In India è stata inaugurata la nuova struttura OSAT di CG Semi a Sanand, nello stato del Gujarat, con la partecipazione del primo ministro Narendra Modi. Si tratta della terza grande fabbrica di packaging e test dei chip entrata ufficialmente in produzione nel Paese.
L’impianto nasce dalla joint venture tra CG Power, Renesas e Stars Microelectronics e rappresenta un tassello importante nella strategia industriale indiana sui semiconduttori. Il sito ha già una capacità annua di 200 milioni di unità, con un obiettivo di espansione fino a 500 milioni.

La struttura CG Semi di Sanand rafforza la filiera indiana dei semiconduttori
L’impianto OSAT di Sanand è dedicato alle attività di assemblaggio, packaging e collaudo dei chip, una fase cruciale della catena produttiva dei semiconduttori.
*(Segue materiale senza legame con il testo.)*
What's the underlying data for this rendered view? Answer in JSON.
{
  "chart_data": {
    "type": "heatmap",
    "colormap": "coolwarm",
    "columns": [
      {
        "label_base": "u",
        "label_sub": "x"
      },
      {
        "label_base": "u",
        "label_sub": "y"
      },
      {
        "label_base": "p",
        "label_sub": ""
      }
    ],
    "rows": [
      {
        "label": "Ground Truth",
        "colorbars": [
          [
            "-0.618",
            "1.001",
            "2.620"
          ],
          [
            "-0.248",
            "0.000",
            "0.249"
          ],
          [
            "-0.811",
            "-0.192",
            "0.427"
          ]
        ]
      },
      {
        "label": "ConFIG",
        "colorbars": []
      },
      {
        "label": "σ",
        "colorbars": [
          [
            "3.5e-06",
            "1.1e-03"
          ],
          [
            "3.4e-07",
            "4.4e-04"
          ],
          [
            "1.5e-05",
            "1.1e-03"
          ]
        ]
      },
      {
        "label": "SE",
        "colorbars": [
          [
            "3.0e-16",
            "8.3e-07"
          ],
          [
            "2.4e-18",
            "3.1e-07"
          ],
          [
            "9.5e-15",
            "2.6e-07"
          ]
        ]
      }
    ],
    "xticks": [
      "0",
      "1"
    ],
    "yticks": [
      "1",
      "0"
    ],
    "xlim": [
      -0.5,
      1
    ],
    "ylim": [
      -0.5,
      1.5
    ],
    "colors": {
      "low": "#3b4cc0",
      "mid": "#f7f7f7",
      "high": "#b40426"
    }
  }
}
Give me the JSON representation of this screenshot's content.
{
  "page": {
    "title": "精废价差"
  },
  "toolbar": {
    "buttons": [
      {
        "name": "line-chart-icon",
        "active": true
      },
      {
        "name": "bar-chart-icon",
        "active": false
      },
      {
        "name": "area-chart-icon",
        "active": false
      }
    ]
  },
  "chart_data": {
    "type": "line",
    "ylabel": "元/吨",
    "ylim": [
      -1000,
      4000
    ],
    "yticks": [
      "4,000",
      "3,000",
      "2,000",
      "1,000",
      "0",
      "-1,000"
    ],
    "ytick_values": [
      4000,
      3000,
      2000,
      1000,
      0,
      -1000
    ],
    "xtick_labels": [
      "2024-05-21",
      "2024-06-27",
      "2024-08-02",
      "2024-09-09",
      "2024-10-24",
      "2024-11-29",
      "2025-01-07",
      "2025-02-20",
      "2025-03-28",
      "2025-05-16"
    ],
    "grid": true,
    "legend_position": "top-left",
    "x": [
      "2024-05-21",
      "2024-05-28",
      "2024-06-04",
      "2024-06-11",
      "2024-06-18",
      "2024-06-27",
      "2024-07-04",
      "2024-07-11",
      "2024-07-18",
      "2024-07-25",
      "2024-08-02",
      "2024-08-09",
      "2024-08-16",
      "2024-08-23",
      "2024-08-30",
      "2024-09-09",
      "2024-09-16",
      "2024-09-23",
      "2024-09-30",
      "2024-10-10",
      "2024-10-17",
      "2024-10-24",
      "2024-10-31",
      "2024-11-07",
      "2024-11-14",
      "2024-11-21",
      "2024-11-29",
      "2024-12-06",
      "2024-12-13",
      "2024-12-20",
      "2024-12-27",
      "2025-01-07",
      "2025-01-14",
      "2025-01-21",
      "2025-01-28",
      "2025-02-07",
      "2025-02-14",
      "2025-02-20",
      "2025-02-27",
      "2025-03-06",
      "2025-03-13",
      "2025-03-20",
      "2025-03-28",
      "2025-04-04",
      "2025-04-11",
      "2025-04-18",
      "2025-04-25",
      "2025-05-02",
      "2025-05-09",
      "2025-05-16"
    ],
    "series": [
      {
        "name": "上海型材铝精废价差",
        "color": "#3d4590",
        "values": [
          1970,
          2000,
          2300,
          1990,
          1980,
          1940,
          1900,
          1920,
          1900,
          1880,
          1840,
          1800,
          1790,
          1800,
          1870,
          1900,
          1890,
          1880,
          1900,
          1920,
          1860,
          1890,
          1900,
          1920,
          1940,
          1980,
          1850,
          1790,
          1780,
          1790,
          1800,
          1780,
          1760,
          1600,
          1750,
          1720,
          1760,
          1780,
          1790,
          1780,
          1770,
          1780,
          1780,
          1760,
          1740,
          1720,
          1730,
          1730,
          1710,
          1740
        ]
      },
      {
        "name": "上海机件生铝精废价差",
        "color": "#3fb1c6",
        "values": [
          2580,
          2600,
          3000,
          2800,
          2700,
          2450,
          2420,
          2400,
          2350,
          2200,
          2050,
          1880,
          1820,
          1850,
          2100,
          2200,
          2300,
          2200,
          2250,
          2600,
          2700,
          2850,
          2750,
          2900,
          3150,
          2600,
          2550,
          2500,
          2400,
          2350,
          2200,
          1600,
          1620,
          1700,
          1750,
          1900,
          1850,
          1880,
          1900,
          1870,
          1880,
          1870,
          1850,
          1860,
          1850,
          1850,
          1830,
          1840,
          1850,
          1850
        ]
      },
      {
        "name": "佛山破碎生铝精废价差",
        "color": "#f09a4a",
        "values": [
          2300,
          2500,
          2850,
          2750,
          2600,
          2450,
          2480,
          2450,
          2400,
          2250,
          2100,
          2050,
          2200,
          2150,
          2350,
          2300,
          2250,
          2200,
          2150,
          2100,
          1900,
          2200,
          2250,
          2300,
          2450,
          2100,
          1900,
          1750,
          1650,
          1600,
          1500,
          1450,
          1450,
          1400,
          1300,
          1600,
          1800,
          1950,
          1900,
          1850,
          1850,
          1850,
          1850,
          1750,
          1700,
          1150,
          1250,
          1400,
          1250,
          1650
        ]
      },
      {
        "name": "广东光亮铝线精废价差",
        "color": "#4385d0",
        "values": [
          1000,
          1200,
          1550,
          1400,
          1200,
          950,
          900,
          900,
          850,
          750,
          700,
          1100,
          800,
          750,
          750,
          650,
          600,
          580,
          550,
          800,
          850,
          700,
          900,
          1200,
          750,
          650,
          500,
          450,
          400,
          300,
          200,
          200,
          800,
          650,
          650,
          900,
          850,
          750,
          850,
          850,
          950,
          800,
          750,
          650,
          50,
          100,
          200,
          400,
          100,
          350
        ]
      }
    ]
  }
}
Per l’India è un passaggio concreto perché amplia la capacità locale in un segmento industriale che finora dipendeva in larga misura da operatori esteri.
Il progetto è stato avviato nel 2024 con la posa della prima pietra, mentre le operazioni di test sono partite nell’agosto 2025. L’entrata in produzione conferma un’accelerazione della strategia nazionale, con l’obiettivo di costruire una base manifatturiera più completa e competitiva.
- CG Semi è una joint venture tra CG Power, Renesas e Stars Microelectronics.
- Il sito si trova a Sanand, nello stato indiano del Gujarat.
- La struttura è una fabbrica OSAT, quindi focalizzata su outsourcing di packaging e test dei semiconduttori.
- È la terza grande struttura di questo tipo ad avviare ufficialmente la produzione in India.
Capacità produttiva e piano ISM 2.0 mostrano un’accelerazione degli investimenti
La struttura parte con una capacità produttiva annua di 200 milioni di prodotti, ma il piano industriale punta a salire fino a 500 milioni. È un dato da seguire con attenzione perché dà la misura dell’ambizione del progetto e della volontà di aumentare rapidamente i volumi.
Sul fronte pubblico, il governo centrale indiano prevede di destinare all’India Semiconductor Mission 2.0 un budget di 1,25 trilioni di rupie, ciòè circa 12,5 lakh crore di rupie. Il valore è superiore di circa due terzi rispetto alla precedente fase ISM 1.0 e indica una spinta più forte allo sviluppo della filiera nazionale.
- Capacità iniziale dichiarata: 200 milioni di unità all’anno.
- Obiettivo finale di espansione: 500 milioni di unità all’anno.
- Budget previsto per ISM 2.0: 1,25 trilioni di rupie, pari a circa 12,6 miliardi di euro.
- L’incremento rispetto a ISM 1.0 è di circa due terzi.